In rare cases (2 percent), a bladder-mast bowel disorder also occurs.
If the cancer is located in the ventricular system of the brain, the flow of cerebrospinal fluid is obstructed by the mass. In this case, the cerebrospinal fluid can no longer flow freely. This leads to various impairments (including visual disturbances).
Cerebrospinal fluid circulates in the spaces between the brain and the spinal cord © Martin | AdobeStock
In addition, an increase in intracranial pressure often leads to the formation of hydrocephalus ("hydrocephalus"). Signs of increased intracranial pressure include
headaches.
You should consult your family doctor immediately if you notice the above symptoms. This applies in particular to children with persistent headaches.

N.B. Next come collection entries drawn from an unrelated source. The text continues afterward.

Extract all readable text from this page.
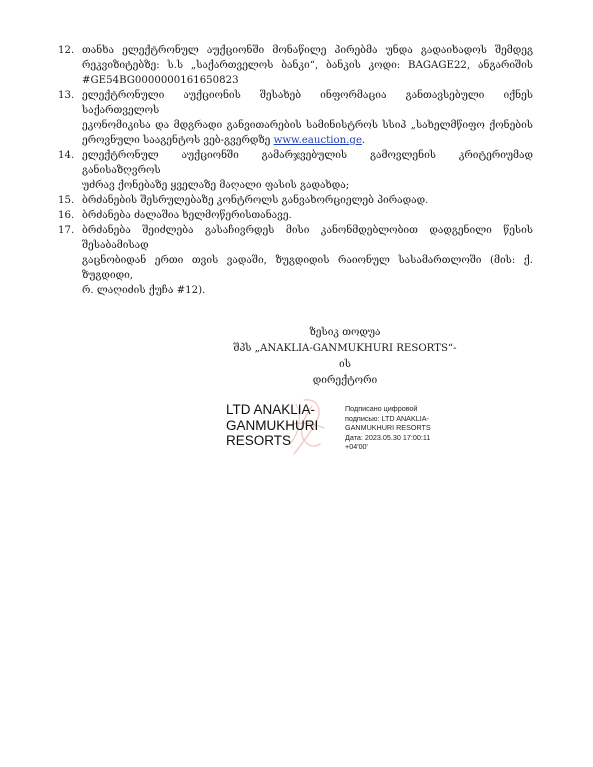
12. თანხა ელექტრონულ აუქციონში მონაწილე პირებმა უნდა გადაიხადოს შემდეგ
რეკვიზიტებზე: ს.ს „საქართველოს ბანკი“, ბანკის კოდი: BAGAGE22, ანგარიშის
#GE54BG0000000161650823
13. ელექტრონული აუქციონის შესახებ ინფორმაცია განთავსებული იქნეს საქართველოს
ეკონომიკისა და მდგრადი განვითარების სამინისტროს სსიპ „სახელმწიფო ქონების
ეროვნული სააგენტოს ვებ-გვერდზე www.eauction.ge.
14. ელექტრონულ აუქციონში გამარჯვებულის გამოვლენის კრიტერიუმად განისაზღვროს
უძრავ ქონებაზე ყველაზე მაღალი ფასის გადახდა;
15. ბრძანების შესრულებაზე კონტროლს განვახორციელებ პირადად.
16. ბრძანება ძალაშია ხელმოწერისთანავე.
17. ბრძანება შეიძლება გასაჩივრდეს მისი კანონმდებლობით დადგენილი წესის შესაბამისად
გაცნობიდან ერთი თვის ვადაში, ზუგდიდის რაიონულ სასამართლოში (მის: ქ. ზუგდიდი,
რ. ლაღიძის ქუჩა #12).
ზესიკ თოდუა
შპს „ANAKLIA-GANMUKHURI RESORTS“-ის
დირექტორი
LTD ANAKLIA-
GANMUKHURI
RESORTS
Подписано цифровой
подписью: LTD ANAKLIA-
GANMUKHURI RESORTS
Дата: 2023.05.30 17:00:11
+04'00'
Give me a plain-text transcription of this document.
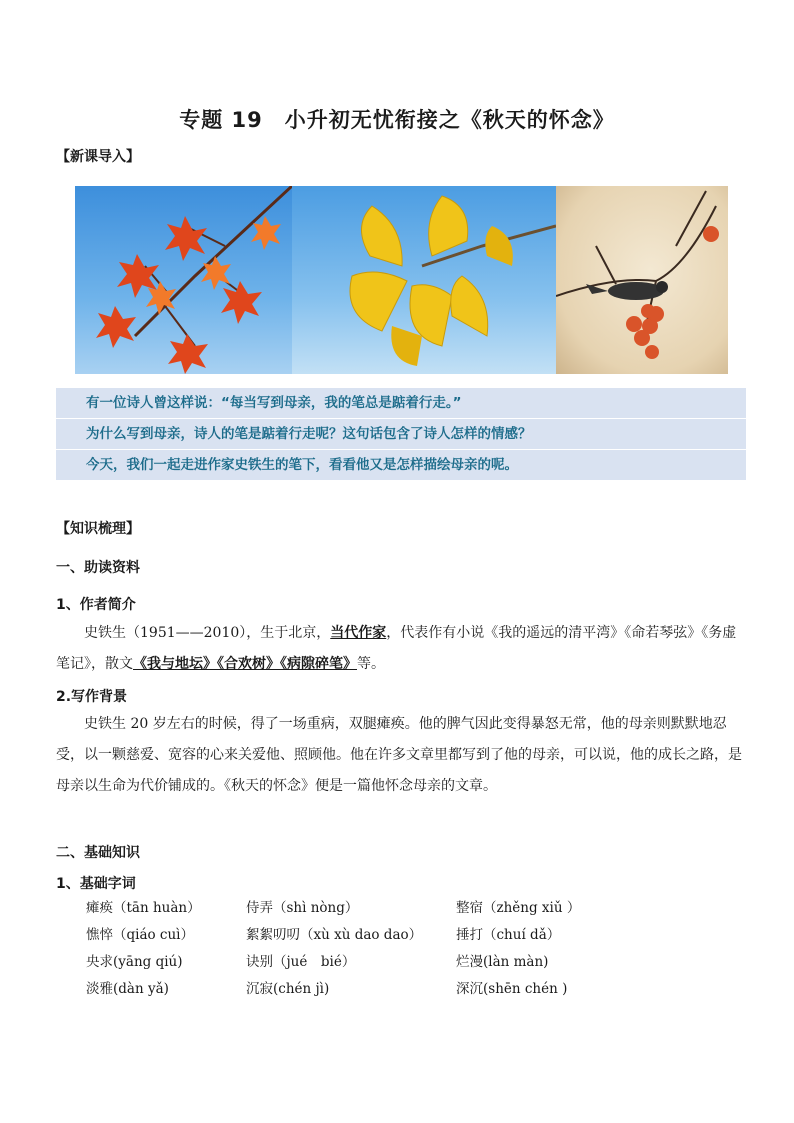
专题 19　小升初无忧衔接之《秋天的怀念》
【新课导入】
有一位诗人曾这样说：“每当写到母亲，我的笔总是踮着行走。”
为什么写到母亲，诗人的笔是踮着行走呢？这句话包含了诗人怎样的情感？
今天，我们一起走进作家史铁生的笔下，看看他又是怎样描绘母亲的呢。
【知识梳理】
一、助读资料
1、作者简介
史铁生（1951——2010），生于北京，当代作家，代表作有小说《我的遥远的清平湾》《命若琴弦》《务虚笔记》，散文《我与地坛》《合欢树》《病隙碎笔》等。
2.写作背景
史铁生 20 岁左右的时候，得了一场重病，双腿瘫痪。他的脾气因此变得暴怒无常，他的母亲则默默地忍受，以一颗慈爱、宽容的心来关爱他、照顾他。他在许多文章里都写到了他的母亲，可以说，他的成长之路，是母亲以生命为代价铺成的。《秋天的怀念》便是一篇他怀念母亲的文章。
二、基础知识
1、基础字词
瘫痪（tān huàn）	侍弄（shì nòng）	整宿（zhěng xiǔ ）
憔悴（qiáo cuì）	絮絮叨叨（xù xù dao dao）	捶打（chuí dǎ）
央求(yāng qiú)	诀别（jué　bié）	烂漫(làn màn)
淡雅(dàn yǎ)	沉寂(chén jì)	深沉(shēn chén )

If a tumour of the central nervous system is suspected, the family doctor or paediatrician will refer you to a specialized center. There, an interdisciplinary team will carry out further examinations.

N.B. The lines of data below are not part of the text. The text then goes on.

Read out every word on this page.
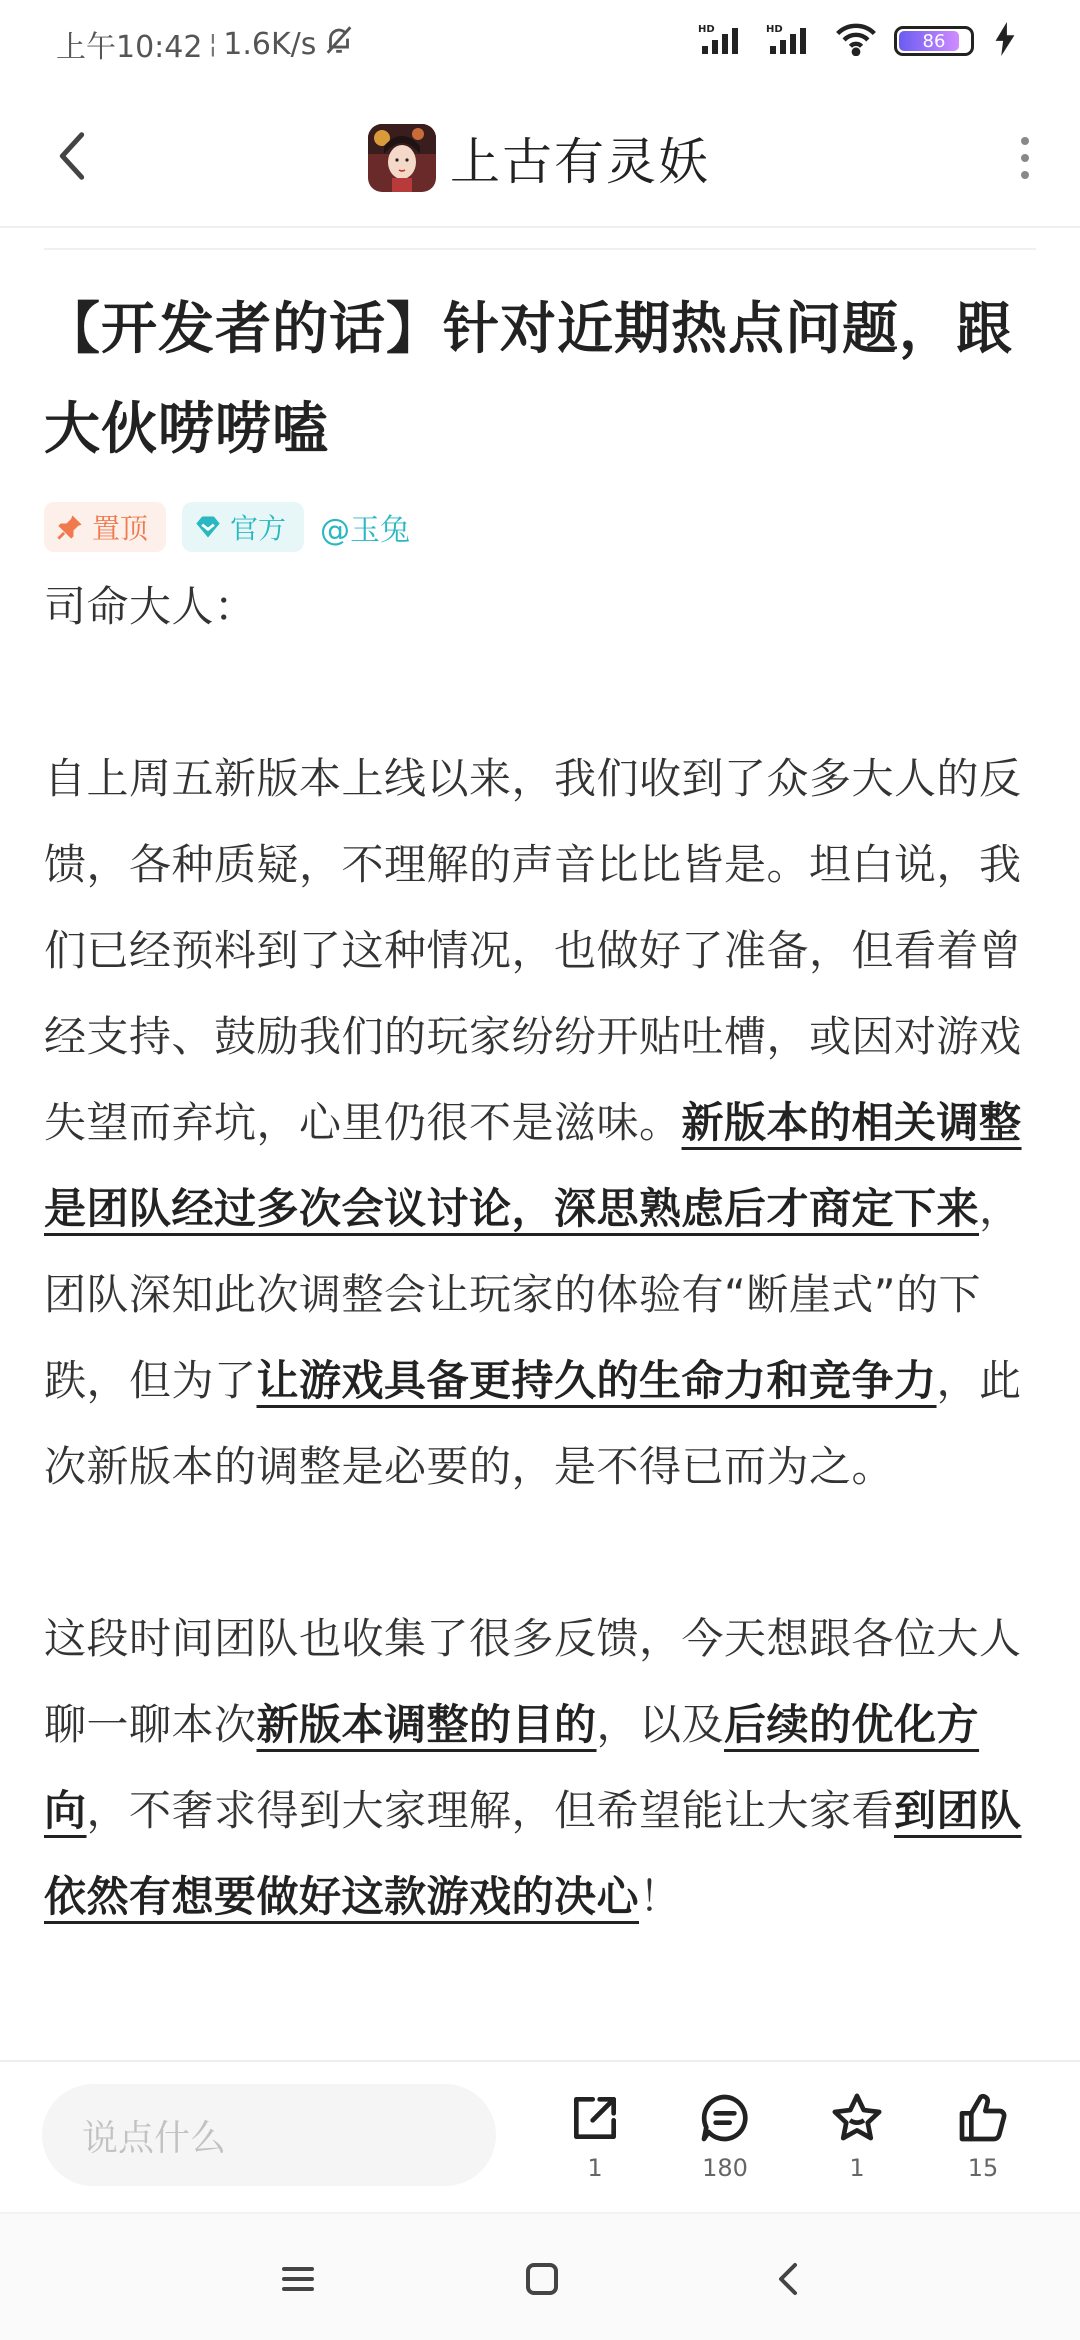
上午10:42 ¦ 1.6K/s	HD	HD
86
上古有灵妖
【开发者的话】针对近期热点问题，跟大伙唠唠嗑
置顶	官方 @玉兔
司命大人：

自上周五新版本上线以来，我们收到了众多大人的反馈，各种质疑，不理解的声音比比皆是。坦白说，我们已经预料到了这种情况，也做好了准备，但看着曾经支持、鼓励我们的玩家纷纷开贴吐槽，或因对游戏失望而弃坑，心里仍很不是滋味。新版本的相关调整是团队经过多次会议讨论，深思熟虑后才商定下来，团队深知此次调整会让玩家的体验有“断崖式”的下跌，但为了让游戏具备更持久的生命力和竞争力，此次新版本的调整是必要的，是不得已而为之。

这段时间团队也收集了很多反馈，今天想跟各位大人聊一聊本次新版本调整的目的，以及后续的优化方向，不奢求得到大家理解，但希望能让大家看到团队依然有想要做好这款游戏的决心！

说点什么
1	180	1	15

The examinations required to diagnose an ependymoma include magnetic resonance imaging(MRI) and myelo-computed tomography.
Ependymomas can develop so-called "drip metastases". Doctors refer to certain tumor metastases as drip metastases. They develop when detached cancer cells migrate within body cavities - here in the cerebrospinal fluid pathway - by gravity alone. They then settle in other parts of the body or organs.
This is why the specialist also checks the entire cerebrospinal fluid space using the imaging procedure. A cerebrospinal fluid examination can also be used to check whether there are tumor cells in the cerebrospinal fluid.
Surgical treatment of ependymomas
Ependymomas are usually encapsulated by the adjacent spinal cord. The oncologist can therefore easily remove the tumor as part of a microsurgical extirpation. Extirpation is the surgical removal of parts of the organ.
Complete removal of the tumor is successful in 9 out of 10 patients.
How much the surgeon has to remove depends on
- the extent,
- the localization and
- the degree of malignancy
of the tumor.
Higher-grade tumors are usually less well encapsulated. The surgeon is therefore not always able to remove them completely. In this case, a subsequent extirpation may be indicated.
Radiotherapy and chemotherapy not always necessary
In some cases, oncologists also recommend radiotherapy to kill the remaining tumor cells in the body. This is necessary if
- incomplete removal of the tumor,
- grade III tumors and
- recurrences (recurrence of the cancer).
Oncologists also usually carry out radiotherapy of the neuroaxis in the event of metastasis in the cerebrospinal fluid.
Chemotherapy is generally not necessary. However, it can be used for high-risk patients or children as part of studies. The doctor may also treat very advanced tumors with chemotherapeutic agents.
Accompanying drug treatment
Medication helps to alleviate symptoms caused by the increased intracranial pressure, such as headaches and nausea. Cortisone preparations, for example, reduce the intracranial pressure and thus also reduce the accompanying symptoms.
Benign grade I and IIependymomas generally do not require concomitant treatment. However, they have a recurrence rate of five percent after five and ten years. This means that there is a five percent probability that an ependymoma will develop again after a few years.
The doctor therefore carries out follow-up examinations at regular intervals (MRI with contrast medium). The first check-up takes place six weeks after the end of treatment.
After that, the doctor checks the success of the treatment every six months for the first two years and then every 12 months.
In rare cases,malignant ependymomas (grade III) tend to metastasize systemically. The oncologist therefore monitors them more closely and carries out check-ups every three months.
Overall, the prognosis is comparatively favorable, especially if the tumor tissue is completely removed. The 5-year survival rate is over 50 percent.
The likelihood of sequelae also depends on the deficits present before the operation. Permanent neurological deficits can occur in around a fifth of those affected. These are caused by the tumor itself or the therapy (especially radiation).